No que se refere ao preceito primário dos dispositivos penais, a nova lei, em sua maior parte, operou continuidade normativo-típica.

13/4/2021

Foi promulgada a nova Lei de Licitações e Contratos Administrativos — lei 14.133, de 2021. O inciso I do art. 190 da nova Lei determinou a revogação dos crimes previstos nos arts. 89 a 108 da lei 8.666, de 1993, e introduziu dentro do rol dos "Crimes Contra a Administração Pública" o Capítulo II-B intitulado “Dos crimes em licitações e contratos administrativos”. Assim, na nova Lei de Licitações e Contratos Administrativos não há mais previsões específicas quanto a crimes licitatórios, tal como dispunha a Lei n.º 8.666.

Foram inseridos onze tipos no Código Penal — arts. 337-E a 337-O —, mas apenas o último é novo tipo penal incriminador ("omissão grave de dado ou de informação por projetista"). Em relação às condutas que já eram criminalizadas pela Lei n.º 8.666 — arts. 337-E a 337-N —, a maioria sofreu modificações no preceito secundário, com o aumento das penas cominadas e alteração do regime de detenção para reclusão (novatio legis in pejus).

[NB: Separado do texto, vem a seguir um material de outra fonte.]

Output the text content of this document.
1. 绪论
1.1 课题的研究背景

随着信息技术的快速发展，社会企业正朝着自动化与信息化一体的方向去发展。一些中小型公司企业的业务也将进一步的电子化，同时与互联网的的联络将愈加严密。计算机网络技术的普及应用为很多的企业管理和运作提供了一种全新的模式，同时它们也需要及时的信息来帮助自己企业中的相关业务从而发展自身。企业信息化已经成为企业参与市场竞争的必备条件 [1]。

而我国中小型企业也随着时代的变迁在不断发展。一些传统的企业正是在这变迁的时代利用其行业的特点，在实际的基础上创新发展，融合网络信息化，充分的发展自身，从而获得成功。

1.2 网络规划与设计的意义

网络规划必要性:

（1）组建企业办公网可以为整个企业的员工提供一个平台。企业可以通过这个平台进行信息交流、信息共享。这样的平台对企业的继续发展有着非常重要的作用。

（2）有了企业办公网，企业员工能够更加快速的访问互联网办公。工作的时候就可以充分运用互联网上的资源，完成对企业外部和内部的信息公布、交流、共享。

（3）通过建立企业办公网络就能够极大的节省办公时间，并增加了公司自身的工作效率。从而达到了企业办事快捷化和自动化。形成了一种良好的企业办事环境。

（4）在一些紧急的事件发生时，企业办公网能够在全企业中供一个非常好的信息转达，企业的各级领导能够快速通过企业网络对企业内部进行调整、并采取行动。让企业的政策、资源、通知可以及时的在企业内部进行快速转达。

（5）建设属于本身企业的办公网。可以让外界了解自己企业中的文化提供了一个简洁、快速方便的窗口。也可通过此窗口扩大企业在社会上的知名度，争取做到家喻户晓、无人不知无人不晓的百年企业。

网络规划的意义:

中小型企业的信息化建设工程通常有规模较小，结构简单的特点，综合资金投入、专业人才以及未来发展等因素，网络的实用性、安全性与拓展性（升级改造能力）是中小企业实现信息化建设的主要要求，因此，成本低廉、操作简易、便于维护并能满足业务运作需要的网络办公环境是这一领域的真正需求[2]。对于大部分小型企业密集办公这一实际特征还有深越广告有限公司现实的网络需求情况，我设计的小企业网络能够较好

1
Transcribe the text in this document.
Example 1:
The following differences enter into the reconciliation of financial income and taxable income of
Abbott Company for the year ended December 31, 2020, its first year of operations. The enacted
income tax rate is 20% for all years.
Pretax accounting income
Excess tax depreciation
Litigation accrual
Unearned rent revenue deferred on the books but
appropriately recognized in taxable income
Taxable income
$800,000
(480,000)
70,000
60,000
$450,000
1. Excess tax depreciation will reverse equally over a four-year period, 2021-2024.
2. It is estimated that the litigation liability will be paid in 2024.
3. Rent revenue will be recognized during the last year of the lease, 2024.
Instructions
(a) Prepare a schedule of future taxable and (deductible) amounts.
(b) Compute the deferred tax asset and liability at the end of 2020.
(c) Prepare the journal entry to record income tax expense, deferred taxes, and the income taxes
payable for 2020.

Aliás, o crime de violação de sigilo em licitação (art. 337-J, CP) foi o único que manteve integralmente o preceito secundário da antiga redação, prevista na Lei n.º 8.666.

No que se refere ao preceito primário dos dispositivos penais, a nova lei, em sua maior parte, operou continuidade normativo-típica1, com a manutenção da incriminação das condutas criminalizadas pela lei 8.666. Consequentemente, permanece hígida a persecução penal dos fatos cometidos antes da vigência desses novos (já conhecidos) tipos penais.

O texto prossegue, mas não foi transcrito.